Random things trigger feelings of what I guess is homesickness, for example the food dreams. This month I actually got to watch an inning of the World Series and oddly enough, Field of Dreams. Both made me miss baseball, something I never thought I would say, and Field of Dreams really made me miss our old wiffle ball field. It also gave me some serious cravings for a real hot dog. There are hot dogs here but I consider them hot dogs in name and appearance only.
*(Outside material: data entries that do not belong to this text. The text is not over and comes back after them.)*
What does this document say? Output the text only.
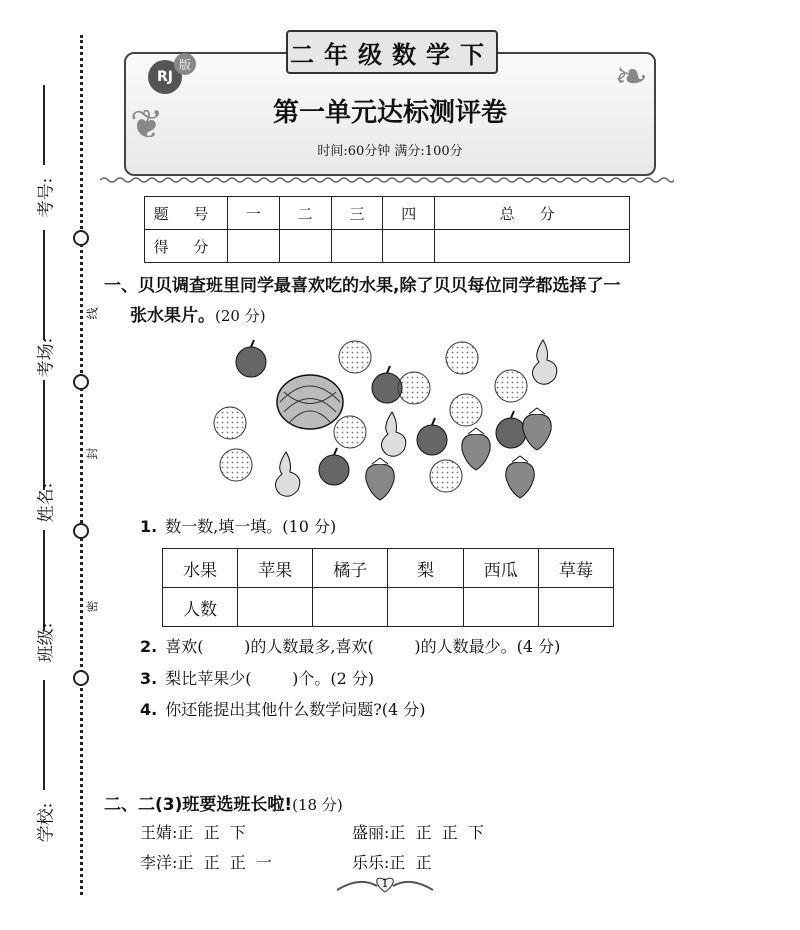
考号:
考场:
姓名:
班级:
学校:
线
封
密
❦
❧
二年级数学下
RJ
版
第一单元达标测评卷
时间:60分钟 满分:100分
题 号	一	二	三	四	总 分
得 分					
一、贝贝调查班里同学最喜欢吃的水果,除了贝贝每位同学都选择了一
张水果片。(20 分)
1. 数一数,填一填。(10 分)
水果	苹果	橘子	梨	西瓜	草莓
人数					
2. 喜欢(        )的人数最多,喜欢(        )的人数最少。(4 分)
3. 梨比苹果少(        )个。(2 分)
4. 你还能提出其他什么数学问题?(4 分)
二、二(3)班要选班长啦!(18 分)
王婧:正  正  下	盛丽:正  正  正  下
李洋:正  正  正  一	乐乐:正  正
1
Whether it's taking a break from reading emails to chase a chicken around the living room, dancing until 4 in the morning, or eating a guinea pig for lunch, things are definitely starting to feel more normal. I still miss home of course, but more for the people and less for the trivial things like food. However this may be attributal to the fact that I can now eat the food here and not get sick. I am even coming around to washing clothes by hand. My host mom retaught me how to do it where I can sit down and it's a lot easier, although still way more time consuming than just throwing them in the washer. But I don't want to conclude this post without some type of list (e.g. Lessons I Learned on the Toilet, Food you should send me) so not to disappoint here it is, my top 5 Spanish blunders thus far, you may already know some of them:

5) Calling the school director a woman on my first day in front of the whole school. Which both professors and students alike then decided to repeat.

4) Trying to teach kindergardeners animal names in English, I got to butterfly (mariposo) and said something like mariposa, which according to my host mom it is something offensive for homosexual. Fortunately I think only one of the kids caught it and corrected me.
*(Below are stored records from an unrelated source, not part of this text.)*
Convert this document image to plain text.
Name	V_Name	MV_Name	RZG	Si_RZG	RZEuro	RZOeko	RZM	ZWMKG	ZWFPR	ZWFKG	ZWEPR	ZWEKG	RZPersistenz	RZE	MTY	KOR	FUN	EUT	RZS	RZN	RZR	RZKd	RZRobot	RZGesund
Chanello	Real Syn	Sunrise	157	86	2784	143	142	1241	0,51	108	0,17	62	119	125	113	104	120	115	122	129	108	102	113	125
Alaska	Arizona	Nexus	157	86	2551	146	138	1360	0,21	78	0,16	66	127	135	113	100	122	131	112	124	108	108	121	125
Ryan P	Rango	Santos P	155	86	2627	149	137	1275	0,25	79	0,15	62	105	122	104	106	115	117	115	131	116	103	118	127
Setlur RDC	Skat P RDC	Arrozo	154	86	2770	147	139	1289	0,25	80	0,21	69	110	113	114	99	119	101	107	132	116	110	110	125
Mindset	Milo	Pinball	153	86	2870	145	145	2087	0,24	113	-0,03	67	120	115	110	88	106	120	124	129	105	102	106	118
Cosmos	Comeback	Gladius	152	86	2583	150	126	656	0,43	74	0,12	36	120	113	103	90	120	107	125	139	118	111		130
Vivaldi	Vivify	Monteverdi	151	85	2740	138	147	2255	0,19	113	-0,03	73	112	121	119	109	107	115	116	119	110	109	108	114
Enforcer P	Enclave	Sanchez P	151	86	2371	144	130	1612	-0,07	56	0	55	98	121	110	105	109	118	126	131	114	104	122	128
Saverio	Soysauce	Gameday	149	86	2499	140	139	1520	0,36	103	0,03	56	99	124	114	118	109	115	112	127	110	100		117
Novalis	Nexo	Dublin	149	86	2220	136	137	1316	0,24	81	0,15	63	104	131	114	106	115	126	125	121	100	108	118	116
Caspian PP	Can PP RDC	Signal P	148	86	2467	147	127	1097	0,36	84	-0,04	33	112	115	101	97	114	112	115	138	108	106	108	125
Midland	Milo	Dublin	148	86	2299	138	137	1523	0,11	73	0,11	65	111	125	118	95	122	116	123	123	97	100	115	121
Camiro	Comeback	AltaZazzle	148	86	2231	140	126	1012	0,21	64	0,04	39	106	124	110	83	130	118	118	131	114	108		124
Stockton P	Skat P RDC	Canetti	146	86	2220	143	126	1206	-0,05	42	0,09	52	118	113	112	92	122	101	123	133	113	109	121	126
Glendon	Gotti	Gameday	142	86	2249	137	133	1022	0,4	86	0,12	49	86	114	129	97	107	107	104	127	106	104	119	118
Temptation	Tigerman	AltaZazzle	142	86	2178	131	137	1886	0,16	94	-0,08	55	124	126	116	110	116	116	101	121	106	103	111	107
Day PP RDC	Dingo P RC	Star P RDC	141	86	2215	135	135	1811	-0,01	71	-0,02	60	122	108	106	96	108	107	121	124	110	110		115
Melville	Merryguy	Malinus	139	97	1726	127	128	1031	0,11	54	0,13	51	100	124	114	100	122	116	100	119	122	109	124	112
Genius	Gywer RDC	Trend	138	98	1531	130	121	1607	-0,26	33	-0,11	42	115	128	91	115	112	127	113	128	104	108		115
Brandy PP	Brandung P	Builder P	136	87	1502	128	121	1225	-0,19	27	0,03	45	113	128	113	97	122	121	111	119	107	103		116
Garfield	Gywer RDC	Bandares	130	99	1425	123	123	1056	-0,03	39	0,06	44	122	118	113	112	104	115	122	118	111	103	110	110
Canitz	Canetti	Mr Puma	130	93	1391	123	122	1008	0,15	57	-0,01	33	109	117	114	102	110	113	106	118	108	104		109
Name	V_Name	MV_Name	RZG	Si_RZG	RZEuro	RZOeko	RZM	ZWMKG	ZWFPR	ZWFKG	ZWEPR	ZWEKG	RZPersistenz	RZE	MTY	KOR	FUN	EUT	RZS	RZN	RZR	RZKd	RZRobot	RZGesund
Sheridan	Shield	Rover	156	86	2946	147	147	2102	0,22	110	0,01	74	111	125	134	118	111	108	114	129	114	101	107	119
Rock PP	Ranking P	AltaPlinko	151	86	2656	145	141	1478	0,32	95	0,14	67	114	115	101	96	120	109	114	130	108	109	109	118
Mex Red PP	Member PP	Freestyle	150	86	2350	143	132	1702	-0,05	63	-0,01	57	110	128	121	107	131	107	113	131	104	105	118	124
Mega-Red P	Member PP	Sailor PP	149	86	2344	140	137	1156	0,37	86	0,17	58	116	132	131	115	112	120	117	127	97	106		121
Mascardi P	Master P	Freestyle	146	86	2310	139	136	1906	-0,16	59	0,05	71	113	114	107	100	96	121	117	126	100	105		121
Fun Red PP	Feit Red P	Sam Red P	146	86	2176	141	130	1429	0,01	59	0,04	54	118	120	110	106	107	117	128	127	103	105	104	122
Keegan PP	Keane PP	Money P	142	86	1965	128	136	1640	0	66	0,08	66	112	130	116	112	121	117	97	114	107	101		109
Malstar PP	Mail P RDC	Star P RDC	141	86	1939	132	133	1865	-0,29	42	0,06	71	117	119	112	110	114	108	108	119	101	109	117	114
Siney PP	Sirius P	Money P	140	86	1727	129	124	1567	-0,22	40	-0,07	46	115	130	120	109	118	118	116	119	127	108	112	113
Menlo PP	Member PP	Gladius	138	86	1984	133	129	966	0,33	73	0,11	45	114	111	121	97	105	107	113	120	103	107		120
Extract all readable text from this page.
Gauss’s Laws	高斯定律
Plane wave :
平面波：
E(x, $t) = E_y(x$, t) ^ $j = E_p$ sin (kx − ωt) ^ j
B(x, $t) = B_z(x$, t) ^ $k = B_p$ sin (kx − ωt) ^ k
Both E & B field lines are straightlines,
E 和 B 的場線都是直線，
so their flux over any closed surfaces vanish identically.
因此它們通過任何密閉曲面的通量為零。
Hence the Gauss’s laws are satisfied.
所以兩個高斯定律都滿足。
3) The infamous tacho (can) v. techo (roof). Trying to tell a class to throw their garbage in the can, I told them to throw it on the roof. Unfortunately this was also about the only thing they listened to the entire period and started launching garbage at the ceiling.

 2) I am doing a survey with the kids in my school, and one question asks if they have changed houses in the last year. The word for year being ano with the tilde thing. As you can see here I don't know how to put that in so I just left it with 'ano'...which one student pointed out to me means anus.  I made too many copies of the survey so I still haven't changed it. "Have you changed houses in the past anus?"

1) I was asked by a student to help with a composting project. So I did research and got all this information to help start a compost. The day we were supposed to meet classes got cancelled so we set up for another day, or so I thought. A group of students showed up at my house at the agreed upon time, but the girl who had initially asked me was suspiciously absent. I asked them if they were there for the composting meeting and after some confused looks said yes. We sat down and I started to ask them questions about the basics of their project, like what kinds of things they wanted to compost. They said "empresas" which I mistook to be "impresas" or printed materials. I thought it was weird that they would want to compost printed materials instead of just recycle them, but I went with it anyway and started explaining some of the basics of composting. All they could do was laugh. I thought it was because I was saying things wrong or funny. So I stopped until they calmed down, and one of them explained to me what was really happening, "Composting was the other group, we are working on starting a business (empresa). Yep, I spent 20 minutes trying to teach some high school kids how to compost their business.